Electrostatic adsorption-assisted self-assembly of SO4-ZIF-67/BiOBr Z-type heterojunctions via ammonium sulfate etching and their efficient degradation of tetracycline

Abstract

Based on electrostatic adsorption theory, this study innovatively employs an aqueous-phase synthesis method combining in situ growth and simultaneous etching to successfully prepare SO₄-ZIF-67/BiOBr Z-type heterojunction composite photocatalysts. Experimental results demonstrate that 30% SO₄-ZIF-67/BiOBr achieves an 89.72% degradation rate of TC under visible light, representing 3.95, 16, and 1.59 times improvements over pure BiOBr, SO₄-ZIF-67, and ZIF-67/BiOBr, respectively.

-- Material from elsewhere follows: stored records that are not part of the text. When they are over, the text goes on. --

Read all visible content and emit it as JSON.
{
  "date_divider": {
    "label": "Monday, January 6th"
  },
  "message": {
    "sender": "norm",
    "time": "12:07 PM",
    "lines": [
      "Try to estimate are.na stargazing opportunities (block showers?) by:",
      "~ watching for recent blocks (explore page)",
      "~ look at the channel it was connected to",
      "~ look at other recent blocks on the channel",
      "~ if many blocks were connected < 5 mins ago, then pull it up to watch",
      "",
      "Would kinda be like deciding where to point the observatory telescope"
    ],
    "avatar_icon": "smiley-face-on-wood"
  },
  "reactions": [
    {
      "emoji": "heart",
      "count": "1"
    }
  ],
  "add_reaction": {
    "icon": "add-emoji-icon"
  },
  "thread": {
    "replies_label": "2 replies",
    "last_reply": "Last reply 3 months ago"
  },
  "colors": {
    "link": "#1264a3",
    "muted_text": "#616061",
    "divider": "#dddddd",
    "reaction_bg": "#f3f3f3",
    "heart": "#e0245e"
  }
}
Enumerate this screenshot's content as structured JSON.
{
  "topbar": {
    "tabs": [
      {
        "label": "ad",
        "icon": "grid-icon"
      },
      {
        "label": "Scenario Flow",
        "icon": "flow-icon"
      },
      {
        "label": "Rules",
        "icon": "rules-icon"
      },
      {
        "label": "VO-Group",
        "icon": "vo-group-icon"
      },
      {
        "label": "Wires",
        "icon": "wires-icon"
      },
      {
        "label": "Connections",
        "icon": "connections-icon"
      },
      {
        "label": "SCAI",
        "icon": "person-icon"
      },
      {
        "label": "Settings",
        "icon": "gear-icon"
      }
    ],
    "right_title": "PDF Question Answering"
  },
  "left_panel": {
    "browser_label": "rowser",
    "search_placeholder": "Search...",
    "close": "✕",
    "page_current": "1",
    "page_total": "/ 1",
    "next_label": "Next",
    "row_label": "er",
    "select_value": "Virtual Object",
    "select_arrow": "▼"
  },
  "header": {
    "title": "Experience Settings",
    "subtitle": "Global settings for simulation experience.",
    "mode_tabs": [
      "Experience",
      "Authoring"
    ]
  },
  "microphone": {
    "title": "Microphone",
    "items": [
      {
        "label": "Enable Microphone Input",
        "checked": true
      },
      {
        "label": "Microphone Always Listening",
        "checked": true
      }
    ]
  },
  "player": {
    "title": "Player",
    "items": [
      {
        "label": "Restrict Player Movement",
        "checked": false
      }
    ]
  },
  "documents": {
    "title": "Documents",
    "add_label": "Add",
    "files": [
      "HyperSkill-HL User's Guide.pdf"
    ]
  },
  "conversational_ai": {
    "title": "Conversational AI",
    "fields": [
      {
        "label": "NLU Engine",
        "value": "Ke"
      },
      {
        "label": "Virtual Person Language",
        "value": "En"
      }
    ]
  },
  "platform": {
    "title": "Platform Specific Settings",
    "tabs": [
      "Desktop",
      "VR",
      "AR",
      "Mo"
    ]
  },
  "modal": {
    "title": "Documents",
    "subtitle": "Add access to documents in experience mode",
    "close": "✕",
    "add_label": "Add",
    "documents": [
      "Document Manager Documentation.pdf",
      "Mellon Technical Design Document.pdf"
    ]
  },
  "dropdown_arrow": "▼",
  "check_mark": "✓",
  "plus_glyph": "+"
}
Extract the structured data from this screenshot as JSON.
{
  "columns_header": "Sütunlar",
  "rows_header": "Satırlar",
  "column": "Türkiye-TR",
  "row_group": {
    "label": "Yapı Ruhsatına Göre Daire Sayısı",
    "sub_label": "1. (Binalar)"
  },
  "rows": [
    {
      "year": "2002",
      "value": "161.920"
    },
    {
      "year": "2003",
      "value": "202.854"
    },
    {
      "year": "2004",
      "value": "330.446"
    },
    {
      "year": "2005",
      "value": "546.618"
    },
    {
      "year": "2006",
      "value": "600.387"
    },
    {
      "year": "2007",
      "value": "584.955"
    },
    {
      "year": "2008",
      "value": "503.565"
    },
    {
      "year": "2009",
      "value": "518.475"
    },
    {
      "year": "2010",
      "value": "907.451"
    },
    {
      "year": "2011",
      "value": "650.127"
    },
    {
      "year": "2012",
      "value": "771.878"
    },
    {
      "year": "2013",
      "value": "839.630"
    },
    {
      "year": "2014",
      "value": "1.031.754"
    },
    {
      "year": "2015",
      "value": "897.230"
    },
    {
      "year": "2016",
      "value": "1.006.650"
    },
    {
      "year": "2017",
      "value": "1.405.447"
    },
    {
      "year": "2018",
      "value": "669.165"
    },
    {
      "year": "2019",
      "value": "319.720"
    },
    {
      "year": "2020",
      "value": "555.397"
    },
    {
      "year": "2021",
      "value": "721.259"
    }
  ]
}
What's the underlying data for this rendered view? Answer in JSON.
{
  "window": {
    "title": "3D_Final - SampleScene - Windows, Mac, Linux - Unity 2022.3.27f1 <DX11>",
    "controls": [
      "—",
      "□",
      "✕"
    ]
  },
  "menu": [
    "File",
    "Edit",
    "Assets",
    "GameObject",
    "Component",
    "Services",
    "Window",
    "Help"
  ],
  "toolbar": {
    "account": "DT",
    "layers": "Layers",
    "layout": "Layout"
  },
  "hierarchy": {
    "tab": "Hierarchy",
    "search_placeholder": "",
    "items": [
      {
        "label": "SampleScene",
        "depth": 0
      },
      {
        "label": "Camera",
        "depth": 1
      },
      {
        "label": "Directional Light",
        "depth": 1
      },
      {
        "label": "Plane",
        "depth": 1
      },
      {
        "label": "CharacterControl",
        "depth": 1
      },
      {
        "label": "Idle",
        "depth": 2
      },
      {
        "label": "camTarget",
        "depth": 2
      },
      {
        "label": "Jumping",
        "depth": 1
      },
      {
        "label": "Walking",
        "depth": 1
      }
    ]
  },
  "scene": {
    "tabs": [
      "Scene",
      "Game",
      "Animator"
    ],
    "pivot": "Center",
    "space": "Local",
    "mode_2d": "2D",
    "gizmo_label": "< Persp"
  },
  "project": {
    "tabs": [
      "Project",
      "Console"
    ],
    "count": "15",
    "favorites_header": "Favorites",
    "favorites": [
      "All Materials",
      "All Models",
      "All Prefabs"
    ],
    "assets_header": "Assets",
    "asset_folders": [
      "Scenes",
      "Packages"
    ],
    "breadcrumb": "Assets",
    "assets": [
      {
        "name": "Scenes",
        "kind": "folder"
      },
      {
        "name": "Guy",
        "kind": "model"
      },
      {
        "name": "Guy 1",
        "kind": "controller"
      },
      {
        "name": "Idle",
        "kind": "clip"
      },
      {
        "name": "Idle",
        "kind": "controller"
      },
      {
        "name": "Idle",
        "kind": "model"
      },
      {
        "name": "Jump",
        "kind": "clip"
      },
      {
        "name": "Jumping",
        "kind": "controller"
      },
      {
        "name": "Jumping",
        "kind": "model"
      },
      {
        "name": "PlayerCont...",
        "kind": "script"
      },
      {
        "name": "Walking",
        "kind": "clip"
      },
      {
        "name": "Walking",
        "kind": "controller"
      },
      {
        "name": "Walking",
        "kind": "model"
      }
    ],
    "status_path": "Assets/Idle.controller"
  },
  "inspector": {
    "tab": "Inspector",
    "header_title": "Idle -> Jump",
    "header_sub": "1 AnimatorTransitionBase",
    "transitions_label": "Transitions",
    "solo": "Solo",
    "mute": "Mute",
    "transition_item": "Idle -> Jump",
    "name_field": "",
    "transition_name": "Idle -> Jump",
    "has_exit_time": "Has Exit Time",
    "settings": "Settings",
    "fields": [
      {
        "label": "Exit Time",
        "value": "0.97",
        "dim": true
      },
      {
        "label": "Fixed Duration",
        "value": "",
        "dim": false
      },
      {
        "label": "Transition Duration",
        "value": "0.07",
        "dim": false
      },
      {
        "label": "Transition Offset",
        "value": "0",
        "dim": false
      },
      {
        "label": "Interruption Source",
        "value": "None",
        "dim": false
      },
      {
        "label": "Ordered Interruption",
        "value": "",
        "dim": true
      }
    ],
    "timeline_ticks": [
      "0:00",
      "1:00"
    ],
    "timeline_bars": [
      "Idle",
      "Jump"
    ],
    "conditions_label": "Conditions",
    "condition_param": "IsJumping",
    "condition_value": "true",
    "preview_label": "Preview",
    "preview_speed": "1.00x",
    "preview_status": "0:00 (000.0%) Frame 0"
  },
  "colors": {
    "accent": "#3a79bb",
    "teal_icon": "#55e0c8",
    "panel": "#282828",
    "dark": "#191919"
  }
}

A series of characterization analyses revealed that the performance enhancement stems from the following factors: first, this material utilizes the surface anchoring of SO₄²⁻ on ZIF-67 and the electrostatic adsorption between SO₄²⁻ and BiOBr to construct a uniform and dense interfacial structure. The vacant orbitals of sulfur atoms in SO₄²⁻, with their high electronegativity, rapidly capture photoelectrons. Increasing the hole density near the Fermi level of the material promotes electron migration toward the material and forms a stable trap state. The uniform interfacial charge effect synergizes with the Z-type heterojunction to achieve enhanced charge separation and migration. Second, SO₄²⁻ modification and the uniform morphology induced by electrostatic adsorption contribute to spectral broadening and increased specific surface area, further enhancing surface activity and adsorption capacity. This study provides a novel strategy for constructing highly efficient Z-type photocatalytic systems through surface modification of nanomaterials and electrostatic adsorption.